Podcast: the founder of Lilliput Press on its 35 years, publishing Hubert Butler and Tim Robinson

 Antony Farrell, founder of the Lilliput Press in his office in Arbour Hill, Dublin. Photograph: Eric Luke

Antony Farrell, founder of the Lilliput Press in his office in Arbour Hill, Dublin. Photograph: Eric Luke

 

Antony Farrell, of Lilliput Press, which this year celebrates its 35th anniversary, discusses his career in publishing, the history of the press and the “genius” authors with whom he has worked over the years, including Hubert Butler – “he was a secular saint to me” – Tim Robinson, John Moriarty and Desmond Hogan.

He talks about his background – his father was “a Castle Catholic”, his mother an Ulster Protestant and he was educated at Harrow public school, where he boxed (“I was more athlete than aesthete”) and was called “a bog rat”, inspiring him to embrace his roots, studying Irish history at Trinity College Dublin.

We also touch on Brexit and Boris Johnson, including James Shapiro’s witty advice to the British prime minister on how to approach his book on Shakespeare.

Farrell also discusses the pros and cons of being published by an Irish publisher rather than a British one, the importance of alliances and building long-term relationships with authors, the different challenges of publishing fiction and nonfiction, and the people he has worked with over the years, many of whom have gone on to establish high-profile careers in publishing, the arts and as authors.

Describing it as “a kind of finishing school”, he speaks of the 300 or so interns he has employed over the years, including Aideen Howard, Brendan Barrington, Sarah Davis-Goff and Lisa Coen, Tom Morris, Elske Rahill and Nicole Flattery.

He speaks of his pride in publishing the first Dublin edition of Ulysses by James Joyce, bringing it home and establishing it as what he calls the canonical text, and other landmark books in his publishing career.
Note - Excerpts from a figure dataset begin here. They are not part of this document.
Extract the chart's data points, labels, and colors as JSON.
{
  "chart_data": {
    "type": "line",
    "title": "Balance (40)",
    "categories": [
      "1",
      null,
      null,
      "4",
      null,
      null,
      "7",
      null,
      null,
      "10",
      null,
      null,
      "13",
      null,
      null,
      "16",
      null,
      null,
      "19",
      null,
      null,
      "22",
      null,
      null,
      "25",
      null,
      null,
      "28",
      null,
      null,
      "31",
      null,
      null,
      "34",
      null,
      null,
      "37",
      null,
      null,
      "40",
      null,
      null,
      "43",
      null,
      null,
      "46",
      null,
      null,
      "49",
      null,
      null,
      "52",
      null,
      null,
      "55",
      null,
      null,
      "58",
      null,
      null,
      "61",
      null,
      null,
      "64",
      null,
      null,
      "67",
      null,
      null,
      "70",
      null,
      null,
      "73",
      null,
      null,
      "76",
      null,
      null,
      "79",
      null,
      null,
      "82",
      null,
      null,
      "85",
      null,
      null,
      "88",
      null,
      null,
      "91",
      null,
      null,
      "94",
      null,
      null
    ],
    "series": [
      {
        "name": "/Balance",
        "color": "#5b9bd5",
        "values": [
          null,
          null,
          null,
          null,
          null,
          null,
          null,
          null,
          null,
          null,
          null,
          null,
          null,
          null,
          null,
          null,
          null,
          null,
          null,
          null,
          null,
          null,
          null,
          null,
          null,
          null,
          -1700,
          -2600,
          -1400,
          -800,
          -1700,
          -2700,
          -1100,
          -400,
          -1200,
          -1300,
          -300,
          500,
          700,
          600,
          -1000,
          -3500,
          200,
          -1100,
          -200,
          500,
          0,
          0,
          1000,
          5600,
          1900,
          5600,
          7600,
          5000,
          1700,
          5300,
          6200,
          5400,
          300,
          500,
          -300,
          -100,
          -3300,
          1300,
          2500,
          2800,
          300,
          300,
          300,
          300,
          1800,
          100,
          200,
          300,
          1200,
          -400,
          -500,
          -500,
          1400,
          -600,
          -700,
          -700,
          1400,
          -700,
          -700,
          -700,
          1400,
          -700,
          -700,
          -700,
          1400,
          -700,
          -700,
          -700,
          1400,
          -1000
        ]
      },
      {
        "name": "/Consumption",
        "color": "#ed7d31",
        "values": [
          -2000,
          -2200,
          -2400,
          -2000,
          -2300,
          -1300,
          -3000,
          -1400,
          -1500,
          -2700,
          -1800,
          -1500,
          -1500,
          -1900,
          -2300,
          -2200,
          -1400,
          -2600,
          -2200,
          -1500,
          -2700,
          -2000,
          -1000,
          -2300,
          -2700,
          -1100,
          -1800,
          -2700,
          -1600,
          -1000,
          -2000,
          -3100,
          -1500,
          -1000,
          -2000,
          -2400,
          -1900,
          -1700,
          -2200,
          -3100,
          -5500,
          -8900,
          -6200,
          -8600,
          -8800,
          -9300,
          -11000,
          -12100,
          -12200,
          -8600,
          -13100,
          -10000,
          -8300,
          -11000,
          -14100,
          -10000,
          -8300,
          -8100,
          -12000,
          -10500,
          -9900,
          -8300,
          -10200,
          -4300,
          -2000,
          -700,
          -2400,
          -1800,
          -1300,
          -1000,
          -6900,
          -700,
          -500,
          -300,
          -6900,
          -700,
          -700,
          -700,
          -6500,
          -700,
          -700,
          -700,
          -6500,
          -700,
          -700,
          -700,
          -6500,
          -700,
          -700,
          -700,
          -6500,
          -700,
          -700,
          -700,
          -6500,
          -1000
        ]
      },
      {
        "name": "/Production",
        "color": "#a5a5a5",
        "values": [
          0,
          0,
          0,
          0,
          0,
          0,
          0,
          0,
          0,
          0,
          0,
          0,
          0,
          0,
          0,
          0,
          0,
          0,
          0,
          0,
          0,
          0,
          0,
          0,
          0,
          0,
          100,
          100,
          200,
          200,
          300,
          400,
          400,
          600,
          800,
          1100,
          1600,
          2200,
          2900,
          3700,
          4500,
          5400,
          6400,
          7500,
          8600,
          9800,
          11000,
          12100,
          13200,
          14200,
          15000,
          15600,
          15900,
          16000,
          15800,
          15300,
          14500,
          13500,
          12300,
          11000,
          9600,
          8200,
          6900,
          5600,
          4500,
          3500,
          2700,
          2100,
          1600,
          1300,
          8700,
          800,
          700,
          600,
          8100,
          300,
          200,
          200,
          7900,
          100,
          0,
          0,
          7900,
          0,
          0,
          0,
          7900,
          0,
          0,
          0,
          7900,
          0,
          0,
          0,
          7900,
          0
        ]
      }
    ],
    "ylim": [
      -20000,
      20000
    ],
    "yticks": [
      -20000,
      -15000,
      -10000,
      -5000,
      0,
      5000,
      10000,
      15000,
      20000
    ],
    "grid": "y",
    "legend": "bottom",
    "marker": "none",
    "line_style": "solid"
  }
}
We also touch on the delicate subject of legacy planning. At 68, he intends to carry on until 80 and looks forward to soon overtaking Liam Miler’s  Dolmen Press in terms of longevity.

He offers a sneak preview of major titles coming up: including – a podcast exclusive! – Stephen Rea’s memoir, A Lifein Parts; A Letter marked Personal, a posthumous novel by JP Donleavy; and The Last Footman by Gillies Macbain, an Anglo-Irish memoir for which he has high hopes.